ISTILAH LAWAS YANG DIHIDUPKAN LAGI UNTUK MEMPERBESAR PENIS.
Aneh juga, hari gini masih ada yang menggunakan “negro” ataupun ‘Negro” untuk merek dagang. Saya mendapatinya dalam iklan koran kota Non’Stop.
Oil Negro (atau Negro Oil?) mengklaim diri sebagai pembesar penis agar seukuran burungnya orang kulit hitam. Maksud saya hitam dari ras negroid, yang secara awam langsung dialamatkan kepada Afro-Amerika.
Saya paham bahwa kata negro berarti hitam saat masih bocah. Saya baca dari kemasan tinta Rotring hitam yang menyebut beberapa bahasa.

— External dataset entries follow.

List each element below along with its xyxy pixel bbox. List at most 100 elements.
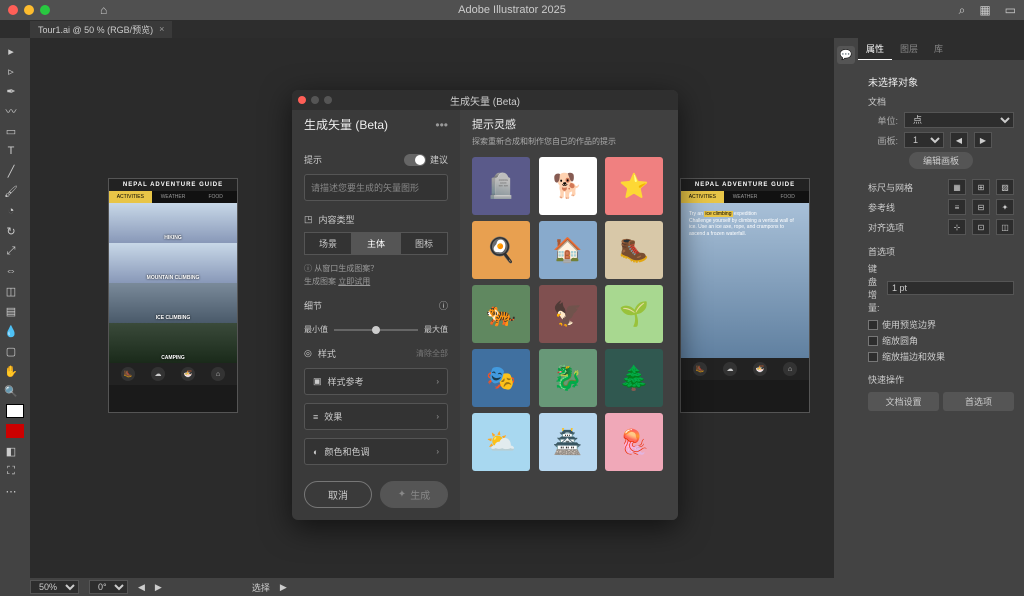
fill-swatch[interactable]	[6, 404, 24, 418]
pen-tool[interactable]: ✒	[0, 82, 22, 100]
snap-pixel-icon[interactable]: ◫	[996, 219, 1014, 235]
close-tab-icon[interactable]: ×	[159, 24, 164, 34]
arrange-icon[interactable]: ▭	[1005, 3, 1016, 18]
content-type-subject[interactable]: 主体	[352, 232, 400, 255]
guides-lock-icon[interactable]: ⊟	[972, 199, 990, 215]
tab-properties[interactable]: 属性	[858, 38, 892, 60]
key-increment-input[interactable]	[887, 281, 1014, 295]
snap-point-icon[interactable]: ⊹	[948, 219, 966, 235]
artboard-tool[interactable]: ▢	[0, 342, 22, 360]
transparency-grid-icon[interactable]: ▨	[996, 179, 1014, 195]
document-tab[interactable]: Tour1.ai @ 50 % (RGB/预览) ×	[30, 21, 172, 38]
zoom-select[interactable]: 50%	[30, 580, 79, 594]
inspiration-thumb[interactable]: 🪼	[605, 413, 663, 471]
cancel-button[interactable]: 取消	[304, 481, 372, 508]
detail-info-icon[interactable]: ⓘ	[439, 299, 448, 312]
artboard-1[interactable]: NEPAL ADVENTURE GUIDE ACTIVITIES WEATHER…	[108, 178, 238, 413]
nav-prev-icon[interactable]: ◀	[138, 582, 145, 593]
prompt-label: 提示	[304, 153, 322, 166]
inspiration-thumb[interactable]: 🍳	[472, 221, 530, 279]
scale-strokes-checkbox[interactable]	[868, 352, 878, 362]
inspiration-thumb[interactable]: 🦅	[539, 285, 597, 343]
inspiration-thumb[interactable]: 🌱	[605, 285, 663, 343]
gradient-tool[interactable]: ▤	[0, 302, 22, 320]
comments-icon[interactable]: 💬	[837, 46, 855, 64]
artboard-2[interactable]: NEPAL ADVENTURE GUIDE ACTIVITIES WEATHER…	[680, 178, 810, 413]
ab-icon-activities-2: 🥾	[693, 362, 707, 376]
snap-grid-icon[interactable]: ⊡	[972, 219, 990, 235]
stroke-swatch[interactable]	[6, 424, 24, 438]
ruler-icon[interactable]: ▦	[948, 179, 966, 195]
inspiration-thumb[interactable]: ⭐	[605, 157, 663, 215]
tab-libraries[interactable]: 库	[926, 38, 951, 60]
screen-mode[interactable]: ⛶	[0, 462, 22, 480]
width-tool[interactable]: ⇔	[0, 262, 22, 280]
dialog-close-btn[interactable]	[298, 96, 306, 104]
inspiration-thumb[interactable]: 🎭	[472, 349, 530, 407]
generate-button[interactable]: ✦生成	[380, 481, 448, 508]
prefs-btn[interactable]: 首选项	[943, 392, 1014, 411]
smart-guides-icon[interactable]: ✦	[996, 199, 1014, 215]
inspiration-thumb[interactable]: 🐕	[539, 157, 597, 215]
status-play-icon[interactable]: ▶	[280, 582, 287, 593]
artboard-select[interactable]: 1	[904, 132, 944, 148]
inspiration-thumb[interactable]: 🐉	[539, 349, 597, 407]
preview-bounds-checkbox[interactable]	[868, 320, 878, 330]
nav-next-icon[interactable]: ▶	[155, 582, 162, 593]
scale-tool[interactable]: ⤢	[0, 242, 22, 260]
style-reference-row[interactable]: ▣样式参考 ›	[304, 368, 448, 395]
content-type-icon[interactable]: 图标	[400, 232, 448, 255]
guides-toggle-icon[interactable]: ≡	[948, 199, 966, 215]
direct-selection-tool[interactable]: ▹	[0, 62, 22, 80]
selection-tool[interactable]: ▸	[0, 42, 22, 60]
home-icon[interactable]: ⌂	[100, 3, 107, 17]
minimize-window-btn[interactable]	[24, 5, 34, 15]
doc-setup-btn[interactable]: 文档设置	[868, 392, 939, 411]
detail-slider[interactable]	[334, 329, 418, 331]
hand-tool[interactable]: ✋	[0, 362, 22, 380]
content-type-scene[interactable]: 场景	[304, 232, 352, 255]
close-window-btn[interactable]	[8, 5, 18, 15]
grid-icon[interactable]: ⊞	[972, 179, 990, 195]
prev-artboard-btn[interactable]: ◀	[950, 132, 968, 148]
curvature-tool[interactable]: 〰	[0, 102, 22, 120]
shape-builder-tool[interactable]: ◔	[0, 202, 22, 220]
inspiration-thumb[interactable]: 🪦	[472, 157, 530, 215]
maximize-window-btn[interactable]	[40, 5, 50, 15]
tab-layers[interactable]: 图层	[892, 38, 926, 60]
ab-icon-activities: 🥾	[121, 367, 135, 381]
rotation-select[interactable]: 0°	[89, 580, 128, 594]
units-select[interactable]: 点	[904, 112, 1014, 128]
section-camping: CAMPING	[109, 323, 237, 363]
eyedropper-tool[interactable]: 💧	[0, 322, 22, 340]
inspiration-thumb[interactable]: 🏠	[539, 221, 597, 279]
edit-toolbar[interactable]: ⋯	[0, 482, 22, 500]
more-options-icon[interactable]: •••	[435, 118, 448, 132]
suggest-toggle[interactable]	[404, 154, 426, 166]
inspiration-thumb[interactable]: 🏯	[539, 413, 597, 471]
inspiration-thumb[interactable]: 🥾	[605, 221, 663, 279]
inspiration-thumb[interactable]: ⛅	[472, 413, 530, 471]
scale-corners-checkbox[interactable]	[868, 336, 878, 346]
line-tool[interactable]: ╱	[0, 162, 22, 180]
edit-artboard-btn[interactable]: 编辑画板	[909, 152, 973, 169]
style-icon: ◎	[304, 348, 312, 359]
type-tool[interactable]: T	[0, 142, 22, 160]
paintbrush-tool[interactable]: 🖌	[0, 182, 22, 200]
draw-mode[interactable]: ◧	[0, 442, 22, 460]
rectangle-tool[interactable]: ▭	[0, 122, 22, 140]
prompt-input[interactable]: 请描述您要生成的矢量图形	[304, 174, 448, 201]
eraser-tool[interactable]: ◫	[0, 282, 22, 300]
next-artboard-btn[interactable]: ▶	[974, 132, 992, 148]
clear-all-btn[interactable]: 清除全部	[416, 348, 448, 359]
inspiration-thumb[interactable]: 🌲	[605, 349, 663, 407]
try-now-link[interactable]: 立即试用	[338, 277, 370, 286]
effects-row[interactable]: ≡效果 ›	[304, 403, 448, 430]
search-icon[interactable]: ⌕	[959, 3, 966, 18]
dialog-titlebar[interactable]: 生成矢量 (Beta)	[292, 90, 678, 110]
zoom-tool[interactable]: 🔍	[0, 382, 22, 400]
workspace-icon[interactable]: ▦	[979, 3, 990, 18]
inspiration-thumb[interactable]: 🐅	[472, 285, 530, 343]
color-tone-row[interactable]: ◐颜色和色调 ›	[304, 438, 448, 465]
rotate-tool[interactable]: ↻	[0, 222, 22, 240]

Makanya kemudian saya heran juga ada marga bule yang rangkap kata meski orangnya putih: Schwarzenegger (Lha, ngawur kan? Saya yang ngawur, bukan Pak Arnold). Nama yang mengingatkan saya pada simbol kolonialisme dalam tradisi sinterklas warisan Belanda, yaitu Zwarte Piet (Piet[er] Item) — tapi tak ada hubungannya dengan Pak Item (Tan Tjeng Bok).
Negro, dengan “N” maupun “n”, dalam perjalanan masa akhirnya dianggap merendahkan keturunan Afrika. Begitu pula dengan nigger — Badu (tanpa Erykah) pasti ingat Bruce Willis dipasangi karton manusia roti tumpuk bertuliskan “I hate negger” dalam Die Hard: with a Vengeance untuk memicu amarah orang hitam.
Kata Negro dan negro kemudian ditinggalkan oleh sebagian orang santun. Mungkin pergulatannya, dalam beberapa hal, mirip istilah “Cina” kontra “Tionghoa” atau “Tionghwa”, sementara “China” dan “Chinese” (dengan lafal Inggris) tak masalah. Yah, bahasa juga mencakup rasa dan sejarah.
Negro-menegro yang tak dianggap santun itu berbuntut pada pasta gigi Darkie yang kemudian berganti nama Darlie, diikuti pergantian wajah si lambang gigi putih. Terkabar merek lama itu muncul lagi.
Lalu singgahlah iklan minyak ajaib itu di mata saya. Negro dibawa-bawa. Mengaku punya paten pula. Apa nggak ditolak saat mengajukan hak paten?
Di luar soal peka rasial itu ya kesalahkaprahan. Memangnya kalau besar (banget) kenapa?
Mitos, sepanjang membahagiakan pemercayanya, dan tak mendatangkan derita bagi orang lain, mungkin bukan soal. Untuk soal ginian — maksud saya mitos “size does (not) matter” — Rudy Gunawan lebih khatam.